だが、あれは、もっと怠惰な者が望むものだろう。過去の世界で未来の知識を使って楽をしたい者だ。少なくとも武神の力を習得しようなどと思う筈が無い。
「先程までの説明は、私の見立てであり、彼と出会った多くの者の見立てと一致するものです。
ですが、我が王フェインは、別の見解を示しました」
少し言い辛そうに間を置き、息を吸って一息に言い切った。
「かの者、その本性は争いを好む戦闘狂である。平和な暮らしを疎ましく思っておったのだろう。

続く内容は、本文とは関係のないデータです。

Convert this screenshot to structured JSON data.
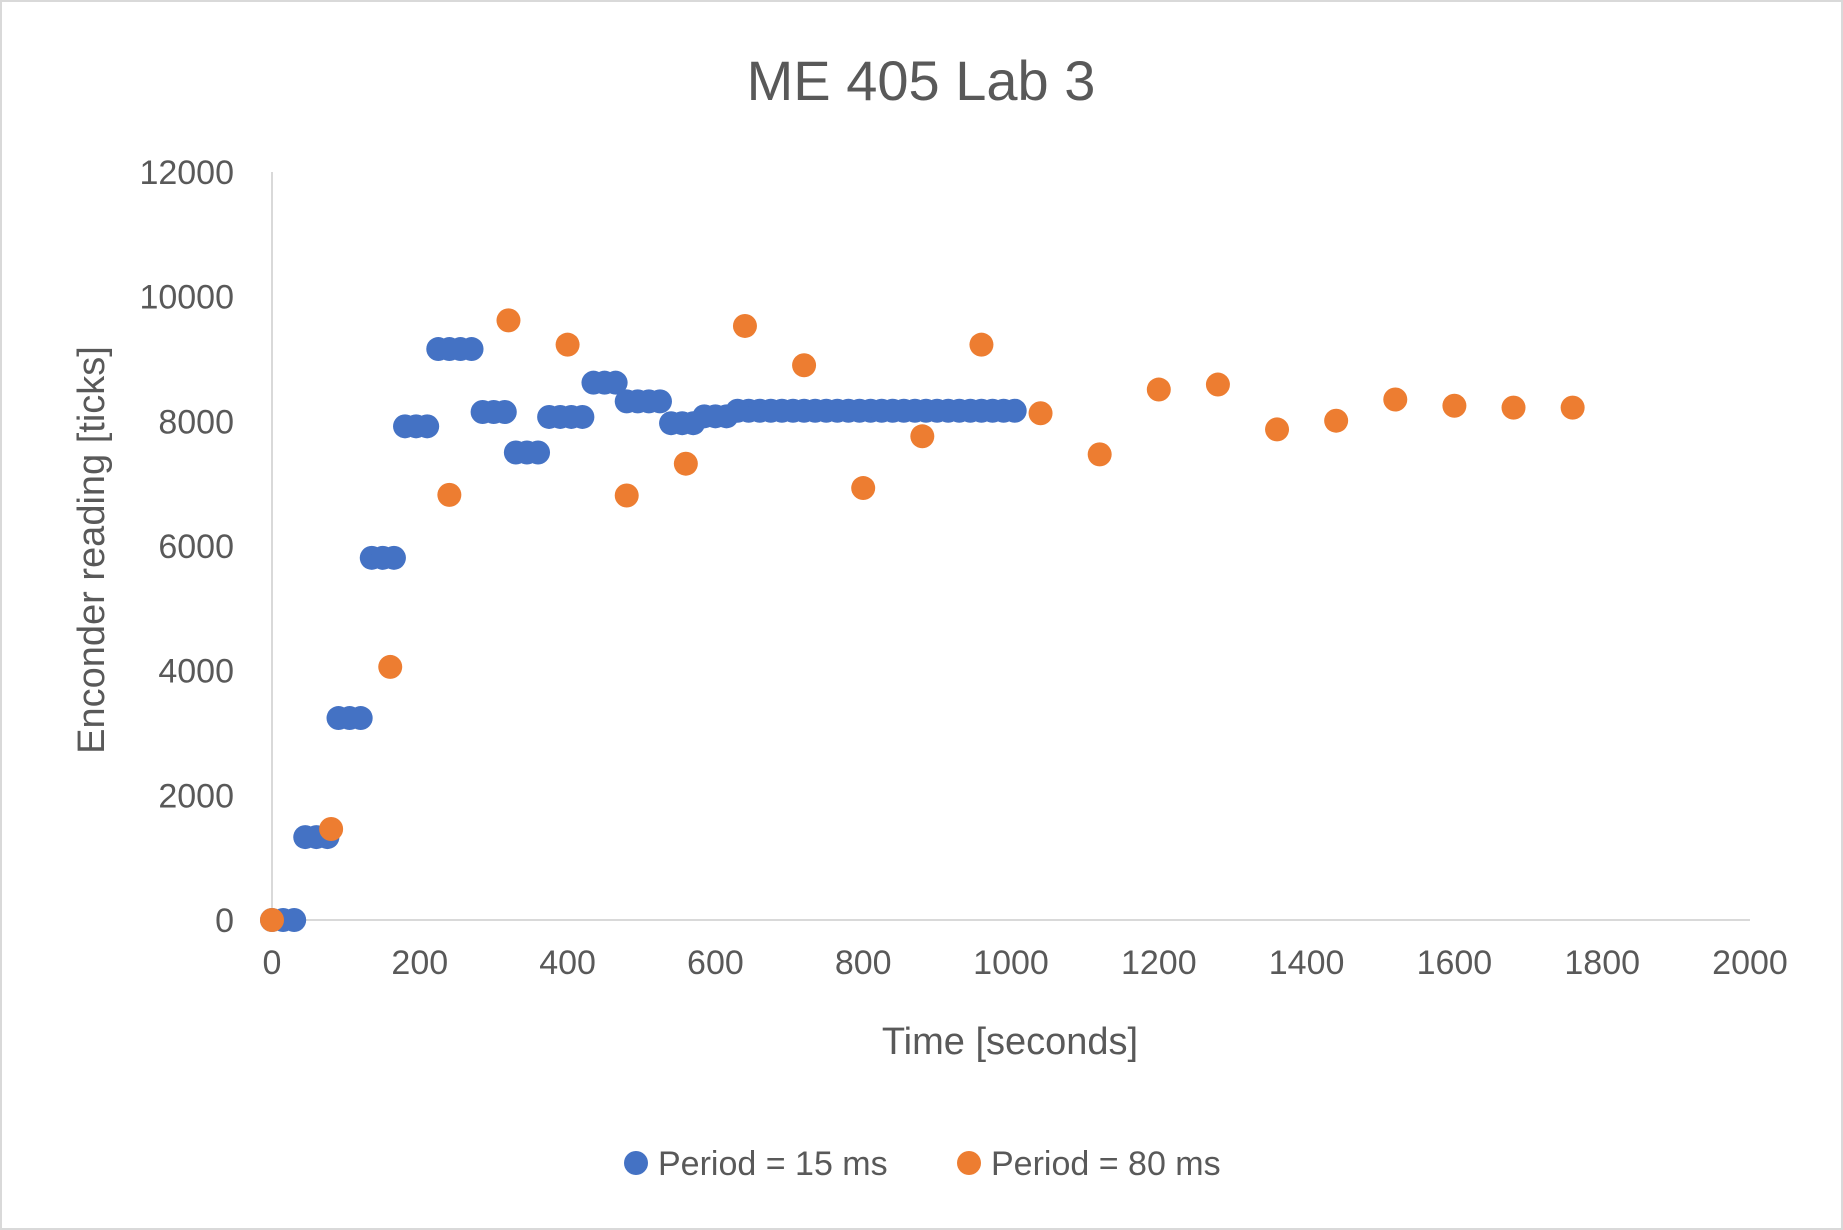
{
  "chart_data": {
    "type": "scatter",
    "title": "ME 405 Lab 3",
    "xlabel": "Time [seconds]",
    "ylabel": "Enconder reading [ticks]",
    "xlim": [
      0,
      2000
    ],
    "ylim": [
      0,
      12000
    ],
    "x_ticks": [
      "0",
      "200",
      "400",
      "600",
      "800",
      "1000",
      "1200",
      "1400",
      "1600",
      "1800",
      "2000"
    ],
    "y_ticks": [
      "0",
      "2000",
      "4000",
      "6000",
      "8000",
      "10000",
      "12000"
    ],
    "grid": false,
    "legend_position": "bottom",
    "series": [
      {
        "name": "Period = 15 ms",
        "color": "#4472C4",
        "points": [
          [
            0,
            0
          ],
          [
            15,
            0
          ],
          [
            30,
            0
          ],
          [
            45,
            1330
          ],
          [
            60,
            1330
          ],
          [
            75,
            1330
          ],
          [
            90,
            3240
          ],
          [
            105,
            3240
          ],
          [
            120,
            3240
          ],
          [
            135,
            5810
          ],
          [
            150,
            5810
          ],
          [
            165,
            5810
          ],
          [
            180,
            7920
          ],
          [
            195,
            7920
          ],
          [
            210,
            7920
          ],
          [
            225,
            9160
          ],
          [
            240,
            9160
          ],
          [
            255,
            9160
          ],
          [
            270,
            9160
          ],
          [
            285,
            8150
          ],
          [
            300,
            8150
          ],
          [
            315,
            8150
          ],
          [
            330,
            7500
          ],
          [
            345,
            7500
          ],
          [
            360,
            7500
          ],
          [
            375,
            8070
          ],
          [
            390,
            8070
          ],
          [
            405,
            8070
          ],
          [
            420,
            8070
          ],
          [
            435,
            8620
          ],
          [
            450,
            8620
          ],
          [
            465,
            8620
          ],
          [
            480,
            8320
          ],
          [
            495,
            8320
          ],
          [
            510,
            8320
          ],
          [
            525,
            8320
          ],
          [
            540,
            7970
          ],
          [
            555,
            7970
          ],
          [
            570,
            7970
          ],
          [
            585,
            8080
          ],
          [
            600,
            8080
          ],
          [
            615,
            8080
          ],
          [
            630,
            8170
          ],
          [
            645,
            8170
          ],
          [
            660,
            8170
          ],
          [
            675,
            8170
          ],
          [
            690,
            8170
          ],
          [
            705,
            8170
          ],
          [
            720,
            8170
          ],
          [
            735,
            8170
          ],
          [
            750,
            8170
          ],
          [
            765,
            8170
          ],
          [
            780,
            8170
          ],
          [
            795,
            8170
          ],
          [
            810,
            8170
          ],
          [
            825,
            8170
          ],
          [
            840,
            8170
          ],
          [
            855,
            8170
          ],
          [
            870,
            8170
          ],
          [
            885,
            8170
          ],
          [
            900,
            8170
          ],
          [
            915,
            8170
          ],
          [
            930,
            8170
          ],
          [
            945,
            8170
          ],
          [
            960,
            8170
          ],
          [
            975,
            8170
          ],
          [
            990,
            8170
          ],
          [
            1005,
            8170
          ]
        ]
      },
      {
        "name": "Period = 80 ms",
        "color": "#ED7D31",
        "points": [
          [
            0,
            0
          ],
          [
            80,
            1460
          ],
          [
            160,
            4060
          ],
          [
            240,
            6820
          ],
          [
            320,
            9620
          ],
          [
            400,
            9230
          ],
          [
            480,
            6810
          ],
          [
            560,
            7320
          ],
          [
            640,
            9530
          ],
          [
            720,
            8900
          ],
          [
            800,
            6930
          ],
          [
            880,
            7760
          ],
          [
            960,
            9230
          ],
          [
            1040,
            8130
          ],
          [
            1120,
            7470
          ],
          [
            1200,
            8510
          ],
          [
            1280,
            8590
          ],
          [
            1360,
            7870
          ],
          [
            1440,
            8010
          ],
          [
            1520,
            8350
          ],
          [
            1600,
            8250
          ],
          [
            1680,
            8220
          ],
          [
            1760,
            8220
          ]
        ]
      }
    ]
  }
}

この争いが起きている世界は、正に彼が望んでいた世界であろうよ」
その言葉に衝撃を受け、更に王の見立てを聞かされた。
「王は、彼を鎖で縛られた猟犬だと例えました。狩っていい獲物は、善良な人間に害をなす存在。しかし、そのような獲物に出会える可能性は稀な世界で生きていたと。どうでしょうか?」
「……合っています。私達の世界では、そのような事件に遭遇する可能性は非常に低いです」
彼女から聞かされる、ロムニア王による評価。これまで語られた彼女自身の評価。相反する性質。
それは、彼女にある言葉を連想させた。
攻撃的で、残酷で、柔軟性があり、同時に優しく、頼りにされる。
「清平の姦賊、乱世の英雄」
「それは?」
「私たちの世界に伝わる、ある人物を評して言われた言葉です」
魏の武帝曹操。三国時代の最大の英雄。治世の能臣、乱世の奸雄と称されたとも伝わるが、これでは単に優秀な人でしかないと思う。
言葉にした、もう一つの方は、曹操だけでなく数多くの英雄の特徴に一致する。
平和な時代では、その力を持て余す狂人。英雄の故事を紐解けば大なり小なり、その狂気を覗かせる。
いそうにもない人間。召喚されるはずが無いと思っていた者が召喚された。
よくよく考えてみれば、魔王ヘルヴィスは間違いなく魔族にとっての英雄であろう。
一方の人間の勢力はグロース王国の王太子アルスフォルト・グロースが英雄である。
しかし、アルスフォルトの力が届いていないのは確かだ。現状では間違いなくヘルヴィスが優位。
その優位性を、新たな英雄の登場が戦局を変えるのではないか、そんな気がしていた。